April 9, 2013


Diane M. Fremgen

Clerk of Court of Appeals







This opinion is subject to further editing.  If published, the official version will appear in the bound volume of the Official Reports. 


A party may file with the Supreme Court a petition to review an adverse decision by the Court of Appeals.  See Wis. Stat. § 808.10 and Rule 809.62. 





Appeal No. 


Cir. Ct. No.  2002CF1376









State of Wisconsin,






Odell M. Hardison,






            APPEAL from an order of the circuit court for Milwaukee County:  glenn h. yamahiro, Judge.  Affirmed. 

            Before Curley, P.J., Fine and Brennan, JJ.

1        PER CURIAM.    Odell M. Hardison, pro se, appeals the circuit court’s order denying his postconviction motion.  The issue is whether Hardison’s claim is barred by State v. Escalona-Naranjo, 185 Wis. 2d 168, 185, 517 N.W.2d 157 (1994).  We conclude that it is barred.  Therefore, we affirm.

2        Hardison was convicted of two counts of possession of a firearm by a felon, two counts of delivering cocaine, as a second or subsequent offense, and one count of maintaining a drug trafficking place as a second or subsequent offense.  During the initial stages of postconviction proceedings, Hardison discharged his appointed appellate counsel.  He filed two motions for postconviction relief and a direct appeal pro se, which were unsuccessful.  In the nine years since Hardison’s conviction was affirmed on direct appeal, he has filed over a dozen motions, appeals and petitions for writ of habeas corpus challenging various aspects of his convictions.

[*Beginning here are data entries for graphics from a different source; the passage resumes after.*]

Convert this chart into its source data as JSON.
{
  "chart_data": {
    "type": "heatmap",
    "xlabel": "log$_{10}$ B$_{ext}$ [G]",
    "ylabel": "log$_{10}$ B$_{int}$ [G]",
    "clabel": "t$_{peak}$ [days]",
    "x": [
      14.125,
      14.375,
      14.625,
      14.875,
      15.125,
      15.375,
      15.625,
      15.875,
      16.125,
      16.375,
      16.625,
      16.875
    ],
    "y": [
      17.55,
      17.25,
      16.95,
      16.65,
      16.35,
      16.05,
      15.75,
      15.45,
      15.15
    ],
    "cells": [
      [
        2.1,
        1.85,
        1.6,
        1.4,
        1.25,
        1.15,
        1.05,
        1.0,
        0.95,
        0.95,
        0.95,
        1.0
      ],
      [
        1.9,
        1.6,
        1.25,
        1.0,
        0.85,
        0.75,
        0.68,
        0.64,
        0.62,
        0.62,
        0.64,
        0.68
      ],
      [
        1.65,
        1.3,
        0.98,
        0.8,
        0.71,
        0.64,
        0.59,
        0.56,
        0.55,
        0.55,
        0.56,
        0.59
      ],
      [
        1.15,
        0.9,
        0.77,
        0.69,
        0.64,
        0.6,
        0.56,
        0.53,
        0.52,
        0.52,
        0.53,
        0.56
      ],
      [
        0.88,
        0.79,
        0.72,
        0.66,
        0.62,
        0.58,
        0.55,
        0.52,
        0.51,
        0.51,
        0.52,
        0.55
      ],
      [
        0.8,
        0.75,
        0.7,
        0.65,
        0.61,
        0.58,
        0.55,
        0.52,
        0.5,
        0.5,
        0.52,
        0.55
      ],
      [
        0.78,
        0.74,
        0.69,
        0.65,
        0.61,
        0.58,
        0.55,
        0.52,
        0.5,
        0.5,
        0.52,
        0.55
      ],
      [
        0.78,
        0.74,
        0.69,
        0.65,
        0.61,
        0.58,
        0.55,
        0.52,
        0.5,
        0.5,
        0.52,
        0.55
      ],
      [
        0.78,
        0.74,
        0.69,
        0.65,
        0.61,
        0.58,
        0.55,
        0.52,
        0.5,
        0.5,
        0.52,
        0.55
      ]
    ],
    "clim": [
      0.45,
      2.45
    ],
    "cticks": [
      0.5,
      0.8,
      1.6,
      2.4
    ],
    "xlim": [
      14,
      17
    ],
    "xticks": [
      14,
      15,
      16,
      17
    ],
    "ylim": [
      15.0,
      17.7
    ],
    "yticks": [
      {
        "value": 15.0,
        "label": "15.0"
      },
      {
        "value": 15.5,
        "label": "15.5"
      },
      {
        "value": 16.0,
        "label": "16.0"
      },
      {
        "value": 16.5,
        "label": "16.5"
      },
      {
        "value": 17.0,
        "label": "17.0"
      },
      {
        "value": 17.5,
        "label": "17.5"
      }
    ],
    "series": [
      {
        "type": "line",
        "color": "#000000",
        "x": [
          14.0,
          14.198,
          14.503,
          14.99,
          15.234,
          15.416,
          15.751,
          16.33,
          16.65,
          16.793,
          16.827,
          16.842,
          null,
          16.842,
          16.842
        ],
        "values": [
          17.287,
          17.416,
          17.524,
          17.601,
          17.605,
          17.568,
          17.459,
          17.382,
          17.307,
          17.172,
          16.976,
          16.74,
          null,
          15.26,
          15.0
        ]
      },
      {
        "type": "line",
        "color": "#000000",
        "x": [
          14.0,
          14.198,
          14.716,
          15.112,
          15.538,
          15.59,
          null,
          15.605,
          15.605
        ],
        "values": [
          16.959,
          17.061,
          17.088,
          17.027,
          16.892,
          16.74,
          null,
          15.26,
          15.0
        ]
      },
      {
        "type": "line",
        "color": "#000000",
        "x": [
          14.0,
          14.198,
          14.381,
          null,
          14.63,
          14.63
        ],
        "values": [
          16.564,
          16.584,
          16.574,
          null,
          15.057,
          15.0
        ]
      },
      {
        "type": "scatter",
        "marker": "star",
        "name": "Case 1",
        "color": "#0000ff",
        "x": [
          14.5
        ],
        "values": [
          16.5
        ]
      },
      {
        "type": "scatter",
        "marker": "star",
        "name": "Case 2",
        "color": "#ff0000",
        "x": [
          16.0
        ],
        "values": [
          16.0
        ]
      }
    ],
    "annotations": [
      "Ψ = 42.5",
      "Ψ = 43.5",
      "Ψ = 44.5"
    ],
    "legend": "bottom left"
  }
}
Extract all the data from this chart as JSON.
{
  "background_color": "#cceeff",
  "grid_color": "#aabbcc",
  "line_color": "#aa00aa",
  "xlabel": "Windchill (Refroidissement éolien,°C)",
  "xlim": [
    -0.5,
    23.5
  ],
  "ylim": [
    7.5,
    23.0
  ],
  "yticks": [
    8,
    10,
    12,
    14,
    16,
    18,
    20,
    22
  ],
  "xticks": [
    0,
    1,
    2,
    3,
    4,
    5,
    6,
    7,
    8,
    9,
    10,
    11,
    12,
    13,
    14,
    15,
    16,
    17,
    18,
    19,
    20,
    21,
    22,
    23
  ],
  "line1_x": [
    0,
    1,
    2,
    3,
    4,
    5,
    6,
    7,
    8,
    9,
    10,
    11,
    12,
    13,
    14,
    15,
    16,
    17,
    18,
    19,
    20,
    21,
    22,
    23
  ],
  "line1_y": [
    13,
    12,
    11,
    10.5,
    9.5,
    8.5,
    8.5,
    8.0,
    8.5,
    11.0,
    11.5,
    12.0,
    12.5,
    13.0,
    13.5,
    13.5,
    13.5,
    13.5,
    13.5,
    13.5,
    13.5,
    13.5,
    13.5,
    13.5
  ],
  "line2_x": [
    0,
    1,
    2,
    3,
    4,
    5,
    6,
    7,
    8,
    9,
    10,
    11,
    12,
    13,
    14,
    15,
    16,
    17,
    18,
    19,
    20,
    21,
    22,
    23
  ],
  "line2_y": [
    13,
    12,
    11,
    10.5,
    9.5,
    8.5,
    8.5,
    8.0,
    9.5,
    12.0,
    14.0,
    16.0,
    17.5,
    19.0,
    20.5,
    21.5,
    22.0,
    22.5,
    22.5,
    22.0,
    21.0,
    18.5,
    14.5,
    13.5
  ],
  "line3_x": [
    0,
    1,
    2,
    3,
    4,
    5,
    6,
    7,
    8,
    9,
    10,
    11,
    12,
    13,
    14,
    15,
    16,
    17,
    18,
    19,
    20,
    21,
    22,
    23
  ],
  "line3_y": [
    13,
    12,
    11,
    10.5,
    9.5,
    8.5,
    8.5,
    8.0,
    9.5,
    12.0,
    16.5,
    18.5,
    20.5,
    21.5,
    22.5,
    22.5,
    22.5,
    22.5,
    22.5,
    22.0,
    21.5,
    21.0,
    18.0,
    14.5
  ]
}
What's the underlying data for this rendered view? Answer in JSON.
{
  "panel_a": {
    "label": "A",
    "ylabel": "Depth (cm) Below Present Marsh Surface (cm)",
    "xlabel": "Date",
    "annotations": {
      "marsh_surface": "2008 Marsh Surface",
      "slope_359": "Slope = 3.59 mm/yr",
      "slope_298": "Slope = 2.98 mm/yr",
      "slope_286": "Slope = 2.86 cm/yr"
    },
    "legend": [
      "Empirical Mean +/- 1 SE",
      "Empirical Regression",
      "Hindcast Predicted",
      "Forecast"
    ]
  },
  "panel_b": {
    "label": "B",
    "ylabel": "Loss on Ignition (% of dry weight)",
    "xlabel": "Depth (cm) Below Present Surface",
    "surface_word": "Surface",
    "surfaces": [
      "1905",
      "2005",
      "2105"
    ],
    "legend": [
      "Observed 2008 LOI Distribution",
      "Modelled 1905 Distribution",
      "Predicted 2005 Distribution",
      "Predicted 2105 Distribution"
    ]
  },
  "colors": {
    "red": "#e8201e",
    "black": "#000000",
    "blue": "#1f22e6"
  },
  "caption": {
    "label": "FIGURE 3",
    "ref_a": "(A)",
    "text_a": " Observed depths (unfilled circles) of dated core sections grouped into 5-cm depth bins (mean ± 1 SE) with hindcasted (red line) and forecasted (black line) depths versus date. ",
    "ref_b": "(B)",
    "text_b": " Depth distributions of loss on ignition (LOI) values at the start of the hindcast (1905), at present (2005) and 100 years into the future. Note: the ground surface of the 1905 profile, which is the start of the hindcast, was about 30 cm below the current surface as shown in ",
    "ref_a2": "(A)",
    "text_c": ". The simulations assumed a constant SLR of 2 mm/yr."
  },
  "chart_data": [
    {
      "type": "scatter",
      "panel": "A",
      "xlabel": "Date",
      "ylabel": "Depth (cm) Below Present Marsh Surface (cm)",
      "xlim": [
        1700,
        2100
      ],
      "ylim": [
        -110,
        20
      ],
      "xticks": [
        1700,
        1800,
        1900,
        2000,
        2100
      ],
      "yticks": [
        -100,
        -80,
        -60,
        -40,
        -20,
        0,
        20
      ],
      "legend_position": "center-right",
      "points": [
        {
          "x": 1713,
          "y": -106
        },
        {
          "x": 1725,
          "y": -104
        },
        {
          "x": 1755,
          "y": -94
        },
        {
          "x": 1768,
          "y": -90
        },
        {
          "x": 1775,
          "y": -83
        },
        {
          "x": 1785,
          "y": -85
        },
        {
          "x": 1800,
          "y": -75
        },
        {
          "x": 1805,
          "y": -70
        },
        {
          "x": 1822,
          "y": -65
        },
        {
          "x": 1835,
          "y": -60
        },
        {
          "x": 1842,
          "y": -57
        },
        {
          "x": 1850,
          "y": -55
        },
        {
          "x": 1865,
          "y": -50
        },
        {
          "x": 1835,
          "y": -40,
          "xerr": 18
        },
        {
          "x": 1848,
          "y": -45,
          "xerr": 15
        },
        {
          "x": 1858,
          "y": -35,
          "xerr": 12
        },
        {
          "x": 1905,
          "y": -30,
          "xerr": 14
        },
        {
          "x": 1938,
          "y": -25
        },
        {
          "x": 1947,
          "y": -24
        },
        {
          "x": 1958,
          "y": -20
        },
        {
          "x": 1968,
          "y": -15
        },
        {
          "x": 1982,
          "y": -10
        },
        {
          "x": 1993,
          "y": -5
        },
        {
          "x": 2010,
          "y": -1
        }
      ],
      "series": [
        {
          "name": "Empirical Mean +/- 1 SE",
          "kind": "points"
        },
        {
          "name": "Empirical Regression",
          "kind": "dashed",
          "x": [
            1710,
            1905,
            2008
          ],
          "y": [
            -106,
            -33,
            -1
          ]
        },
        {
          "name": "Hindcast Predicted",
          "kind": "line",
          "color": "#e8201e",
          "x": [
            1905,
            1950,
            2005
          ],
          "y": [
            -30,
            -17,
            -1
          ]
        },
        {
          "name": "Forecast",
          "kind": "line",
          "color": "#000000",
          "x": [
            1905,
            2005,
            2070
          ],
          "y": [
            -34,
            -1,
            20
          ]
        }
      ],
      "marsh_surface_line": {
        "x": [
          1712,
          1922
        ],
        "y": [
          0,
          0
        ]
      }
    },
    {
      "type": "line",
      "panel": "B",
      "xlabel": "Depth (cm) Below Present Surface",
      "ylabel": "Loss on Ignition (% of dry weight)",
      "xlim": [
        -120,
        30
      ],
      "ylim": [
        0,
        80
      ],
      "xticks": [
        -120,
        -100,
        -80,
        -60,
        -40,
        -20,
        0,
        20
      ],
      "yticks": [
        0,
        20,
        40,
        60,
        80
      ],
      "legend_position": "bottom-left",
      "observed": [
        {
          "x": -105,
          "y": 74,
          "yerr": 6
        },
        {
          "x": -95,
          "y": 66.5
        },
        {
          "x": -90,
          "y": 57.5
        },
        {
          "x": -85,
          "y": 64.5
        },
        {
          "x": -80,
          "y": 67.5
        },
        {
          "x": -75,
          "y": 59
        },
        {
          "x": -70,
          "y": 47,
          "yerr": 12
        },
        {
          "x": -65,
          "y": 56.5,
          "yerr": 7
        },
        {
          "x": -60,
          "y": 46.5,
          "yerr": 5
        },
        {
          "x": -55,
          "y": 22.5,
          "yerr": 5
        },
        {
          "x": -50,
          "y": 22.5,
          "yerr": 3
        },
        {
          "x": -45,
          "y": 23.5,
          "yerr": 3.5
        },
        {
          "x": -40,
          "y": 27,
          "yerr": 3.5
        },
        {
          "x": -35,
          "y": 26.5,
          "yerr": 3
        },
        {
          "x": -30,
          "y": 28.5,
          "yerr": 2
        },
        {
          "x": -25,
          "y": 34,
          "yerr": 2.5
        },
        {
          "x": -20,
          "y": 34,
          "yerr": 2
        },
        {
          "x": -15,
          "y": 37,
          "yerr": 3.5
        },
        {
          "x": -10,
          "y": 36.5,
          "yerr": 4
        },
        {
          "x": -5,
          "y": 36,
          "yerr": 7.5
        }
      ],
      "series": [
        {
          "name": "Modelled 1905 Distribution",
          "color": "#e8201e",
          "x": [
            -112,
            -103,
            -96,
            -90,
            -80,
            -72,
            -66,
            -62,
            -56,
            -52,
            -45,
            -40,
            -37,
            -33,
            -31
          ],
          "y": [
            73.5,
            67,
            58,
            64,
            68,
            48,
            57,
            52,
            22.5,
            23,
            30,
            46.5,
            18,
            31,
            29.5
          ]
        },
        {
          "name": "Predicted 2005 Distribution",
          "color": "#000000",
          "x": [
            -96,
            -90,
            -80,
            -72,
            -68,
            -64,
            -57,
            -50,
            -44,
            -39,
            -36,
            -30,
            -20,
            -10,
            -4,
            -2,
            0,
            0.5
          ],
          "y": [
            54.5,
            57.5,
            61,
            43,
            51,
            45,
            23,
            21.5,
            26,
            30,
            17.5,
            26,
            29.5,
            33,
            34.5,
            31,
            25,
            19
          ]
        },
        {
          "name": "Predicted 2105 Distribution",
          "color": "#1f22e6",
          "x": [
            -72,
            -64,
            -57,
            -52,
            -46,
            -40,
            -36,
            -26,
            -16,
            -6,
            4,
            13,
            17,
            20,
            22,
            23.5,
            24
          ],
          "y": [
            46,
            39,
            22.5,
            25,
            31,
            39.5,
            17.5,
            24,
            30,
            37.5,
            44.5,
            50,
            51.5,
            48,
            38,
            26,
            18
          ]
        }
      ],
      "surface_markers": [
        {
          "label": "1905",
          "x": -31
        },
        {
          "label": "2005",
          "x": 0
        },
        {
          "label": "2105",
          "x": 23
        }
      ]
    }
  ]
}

3        The postconviction procedures of Wis. Stat. § 974.06 (2011-12)[1] allow a defendant to attack his conviction after the time for appeal has expired.  See Escalona-Naranjo, 185 Wis. 2d at 176.  There is, however, a limitation:  a claim that could have been raised on direct appeal or by prior motion is barred from being raised in a subsequent postconviction motion absent a sufficient reason for not raising the claim earlier.  See State v. Lo, 2003 WI 107, ¶44, 264 Wis. 2d 1, 665 N.W.2d 756. 

4        Hardison has raised several new arguments in his latest quest for postconviction relief, including a claim that he received ineffective assistance of postconviction counsel on his direct appeal.  He contends that his postconviction counsel’s allegedly deficient performance is the reason he did not previously raise his claims.  Hardison has apparently forgotten that he discharged his appointed attorney during the initial stages of the postconviction process, before postconviction motions or a direct appeal had been brought, so he was free to raise whatever issues he wanted to raise.  Hardison cannot argue that he received ineffective assistance of counsel from an attorney who did not represent him.  Moreover, Hardison has failed to provide a sufficient reason for not raising his current claims in the multiple postconviction motions, writs and appeals he has brought since his direct appeal.  Allowing “[s]uccessive motions and appeals, which all could have been brought at the same time” is prohibited by Wis. Stat. § 974.06 and Escalona-Naranjo, which teaches that “[w]e need finality in our litigation.”  Id., 185 Wis. 2d at 185. 

            By the Court.—Order affirmed.

            This opinion will not be published.  See Wis. Stat. Rule 809.23(1)(b)5.


[1]  All references to the Wisconsin Statutes are to the 2011-12 version unless otherwise noted.